Il me semble que l'avenir des artistes en ligne est de s'auto-produire, leur art intègre organiquement la production. D'ores et déjà ce sont des entrepreneurs, qu'il s'agisse de leurs ressources personnelles ou professionnelles par ailleurs réinvesties ici dans un cadre gratuit, de leurs budgets conquis, ou de leurs outils en progrès, les plus dynamiques d'entre eux de toute évidence sont producteurs. Et ceci, non seulement "in" mais encore "off" line dans le cadre d'installations muséographiques exceptionnelles (art contemporain en projets diversifiés auprès de partenaires institués : municipalités, conseils régionaux, ministères concernés, fondations privées tel Kozen par exemple, certaines banques sponsors, etc...)
J'ai déjà présenté cette idée pour concilier sur la question du statut des nouveaux artistes, l'été dernier dans le cadre d'une réunion à Montreuil, avec un représentant du ministère de la culture à propos du palais de Tokyo (non la liste mais le musée ouvrable), où se trouvaient des gens aussi différents que Forest et Antoine Moreau ; or je ne me souviens pas d'avoir été contredite sur ce point, aurait-on préféré éviter de le développer.
Je n'imagine pas que Tamara Laï, l'entrepreneuse charismatique de son art personnel ou en réseau, ne puisse accompagner ce point de vue.

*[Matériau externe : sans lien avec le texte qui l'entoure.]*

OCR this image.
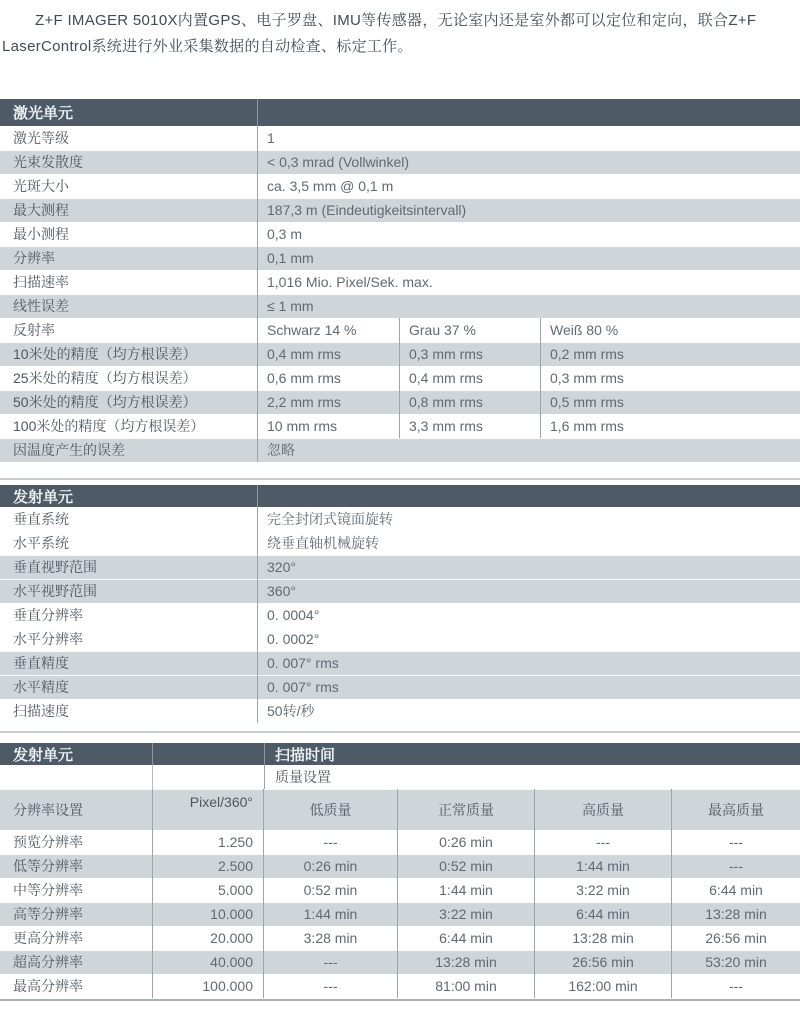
Z+F IMAGER 5010X内置GPS、电子罗盘、IMU等传感器，无论室内还是室外都可以定位和定向，联合Z+F LaserControl系统进行外业采集数据的自动检查、标定工作。

激光单元
激光等级	1
光束发散度	< 0,3 mrad (Vollwinkel)
光斑大小	ca. 3,5 mm @ 0,1 m
最大测程	187,3 m (Eindeutigkeitsintervall)
最小测程	0,3 m
分辨率	0,1 mm
扫描速率	1,016 Mio. Pixel/Sek. max.
线性误差	≤ 1 mm
反射率	Schwarz 14 %	Grau 37 %	Weiß 80 %
10米处的精度（均方根误差）	0,4 mm rms	0,3 mm rms	0,2 mm rms
25米处的精度（均方根误差）	0,6 mm rms	0,4 mm rms	0,3 mm rms
50米处的精度（均方根误差）	2,2 mm rms	0,8 mm rms	0,5 mm rms
100米处的精度（均方根误差）	10 mm rms	3,3 mm rms	1,6 mm rms
因温度产生的误差	忽略
发射单元
垂直系统	完全封闭式镜面旋转
水平系统	绕垂直轴机械旋转
垂直视野范围	320°
水平视野范围	360°
垂直分辨率	0. 0004°
水平分辨率	0. 0002°
垂直精度	0. 007° rms
水平精度	0. 007° rms
扫描速度	50转/秒
发射单元	扫描时间
质量设置
分辨率设置	Pixel/360°	低质量	正常质量	高质量	最高质量
预览分辨率	1.250	---	0:26 min	---	---
低等分辨率	2.500	0:26 min	0:52 min	1:44 min	---
中等分辨率	5.000	0:52 min	1:44 min	3:22 min	6:44 min
高等分辨率	10.000	1:44 min	3:22 min	6:44 min	13:28 min
更高分辨率	20.000	3:28 min	6:44 min	13:28 min	26:56 min
超高分辨率	40.000	---	13:28 min	26:56 min	53:20 min
最高分辨率	100.000	---	81:00 min	162:00 min	---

A partir de cela tout est possible. Toutes les tendances s'assimilent dans le cadre d'application socio-anthropologique, où sont définis ces apparaîtres d'art aujourd'hui, comme des ensembles poïétiques en citoyenneté planétaire, qu'elle soit urbaine ou celle des réseaux. Peu importe que l'on soit davantage éditeur ou producteur, entendre plus écrivain ou plus graphiste, ou cinéaste, et peu importe que les arts traditionnels soient ressaisis, cités, ou collés, dans le cadre de l'objet avant-gardiste des nouvelles technologies, puisque la technique et donc les arts techniques en sont le fondement immémorial. Quant aux nouvelles technologies, elles ne sauraient plus être l'avant-garde elle-même, sauf secte ou corporatisme lié au code professionnel, parce que le consensus politique lié au pouvoir n'est plus le projet révolutionnaire, émergeant des pratiques dialectiques de la lutte des classes.
Et bien sûr dans un avenir proche, pourvu que l'on soit capable de sortir du site personnel (sauf s'agissant de simples vitrines pour magasin de vente, où d'expression personnelle absolument nécessaire à soi), ces artistes valides seront fatalement confrontés à l'interdisciplinarité, donc à l'échange avec d'autres réseaux que ceux de leur préoccupation immédiate.

www.criticalsecret.com énonce cela de façon radicale dès le début, ni comme opinion ni comme manifeste, mais en actes créatifs, y compris à travers des formes liées à l'identification critique du Web. Il n'y a pas de critère en art aujourd'hui, sinon sa capacité de circuler. J'ai donc voulu marquer une différence dans la perception "intelligente", relative à une coexistence surprenante des contenus, au regard des spécialisations habituelles. Une sorte d'aventure. Il s'agit non de savoir mais de pensée perceptive, d'un appel à l'intuition de la connaissance, en tant qu'elle ne se reproduit pas mais s'induit autrement. Libre à qui veut en connaître davantage de s'investir personnellement par ailleurs... mais ici, rien n'est dicté ni ré-interprété, tout est en autonomie de points de vue et livré brutalement, à l'effet de la conscience critique.
Mélanger des personnalités de la Recherche universitaire ou des disciplines artistiques ou littéraires expérimentales, à des inconnus, n'est pas chose facile. Il y a aussi ce feeling, qui permet d'accepter des contenus indéterminés au sein des plus brillants, car les plus indéterminés font vibrer les plus brillants et les plus brillants donnent sens aux plus indéterminés. Mais pas n'importe lesquels, et là j'avoue la force discriminante de l'âge.... Ainsi va la vie ordinaire du monde.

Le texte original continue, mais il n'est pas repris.